1 Definitions and Interpretation

1.1 Definitions

In this Agreement:-

  1.1.1 the Address for Service means c/o Teekay Shipping (UK) Ltd of 49 St Jamess Street, London SW1 A11, England or, in relation to any of the Security Parties, such other address in England and Wales as that Security Party may from time to time designate by no fewer than ten Business Days written notice to the Agent.

  1.1.2 the Administration has the meaning given to it in paragraph 1.1.3 of the ISM Code.

  1.1.3 the Advance Date, in relation to any Drawing, means the date on which that Drawing is advanced by the Banks to the Borrower pursuant to Clause 2.

  1.1.4 Approved Brokers means H. Clarkson & Co. Ltd, Simpson Spence & Young Shipbrokers Ltd, Fearnley AS, R. S. Platou AS and P. Bassoe AS.

  1.1.5 Assignments means the deeds of assignment of the Earnings, the Insurances, Requisition Compensation, the Charters and the Charter Guarantees referred to in Clause 8.1.1 (each an Assignment).

  1.1.6 the Borrowers Obligations means all of the liabilities and obligations of the Borrowers to the Finance Parties under or pursuant to the Borrowers Security Documents, whether actual or contingent, present or future, and whether incurred alone or jointly or jointly and severally with any other and in whatever currency, including (without limitation) interest, commission and all other charges and expenses.

  1.1.7 the Borrowers Security Documents means those of the Security Documents to which the Borrowers are or are to be a party.

  1.1.8 Break Costs means all documented costs, losses, premiums or penalties incurred by any of the Finance Parties in the circumstances contemplated by Clause 17.4 or as a result of any of them receiving any prepayment of all or any part of the Facility (whether pursuant to Clause 5.2 or otherwise) or any other payment under or in relation to the Security Documents on a day other than the due date for payment of the sum in question, and includes (without limitation) any losses or costs incurred in liquidating or re-employing deposits from third parties acquired to effect or maintain the Facility, and any liabilities, expenses or losses incurred by any of the Finance Parties in terminating or reversing, or otherwise in connection with, any interest rate and/or currency swap, transaction or arrangement entered into by any of the Finance Parties to hedge any exposure arising under this Agreement, or in terminating or reversing, or otherwise in connection with, any open position arising under this Agreement.
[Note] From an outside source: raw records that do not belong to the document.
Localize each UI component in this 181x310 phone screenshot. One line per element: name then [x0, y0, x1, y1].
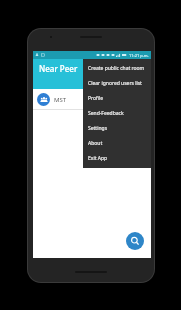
button[interactable]: Clear ignored users list: [83, 76, 151, 91]
staticText: 11:21 p.m.: [129, 53, 149, 58]
button[interactable]: CHATS: [33, 77, 151, 90]
staticText: MST: [54, 96, 67, 104]
staticText: Settings: [88, 125, 108, 132]
staticText: Send-Feedback: [88, 110, 124, 117]
staticText: About: [88, 140, 103, 147]
button[interactable]: Search: [126, 232, 144, 250]
staticText: Clear ignored users list: [88, 80, 142, 87]
button[interactable]: Create public chat room: [83, 61, 151, 76]
button[interactable]: Profile: [83, 91, 151, 106]
staticText: Near Peer: [39, 63, 78, 74]
staticText: Create public chat room: [88, 65, 145, 72]
button[interactable]: MST: [33, 90, 151, 109]
button[interactable]: Settings: [83, 121, 151, 136]
staticText: Exit App: [88, 155, 108, 162]
staticText: CHATS: [85, 81, 99, 87]
button[interactable]: Exit App: [83, 151, 151, 166]
button[interactable]: About: [83, 136, 151, 151]
button[interactable]: Send-Feedback: [83, 106, 151, 121]
staticText: Profile: [88, 95, 104, 102]
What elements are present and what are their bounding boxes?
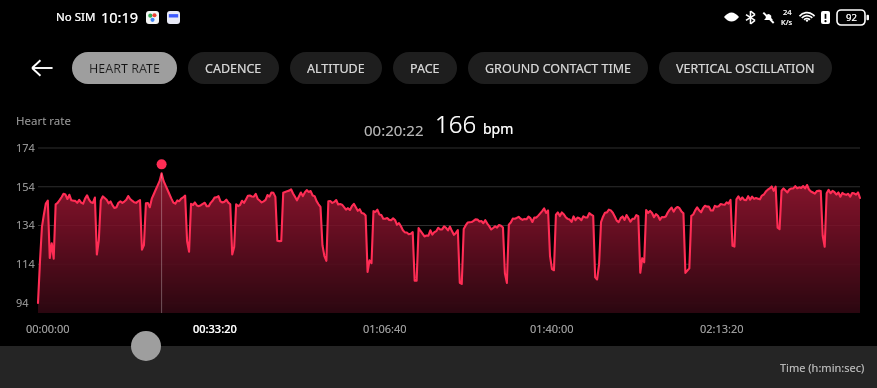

  1.1.9 Business Day means a day on which banks are open for the transaction of business of the nature contemplated by this Agreement (and not authorised by law to close) in New York City, United States of America; London, England; Oslo, Norway; and any other financial centre which the Agent may consider appropriate for the operation of the provisions of this Agreement.

  1.1.10 Change of Control means either (i) that the Guarantor shall cease, for any reason whatsoever, to own or control directly or indirectly, all of the membership interests of a Borrower or the Pledgor or (ii) that Teekay GP L.L.C. ceases to beneficially own or control at least fifty one per centum (51%) of the general partnership interest of the Guarantor or (iii) that Teekay Shipping Corporation ceases to beneficially own or control at least fifty one per centum (51%) of the voting power of Teekay GP L.L.C.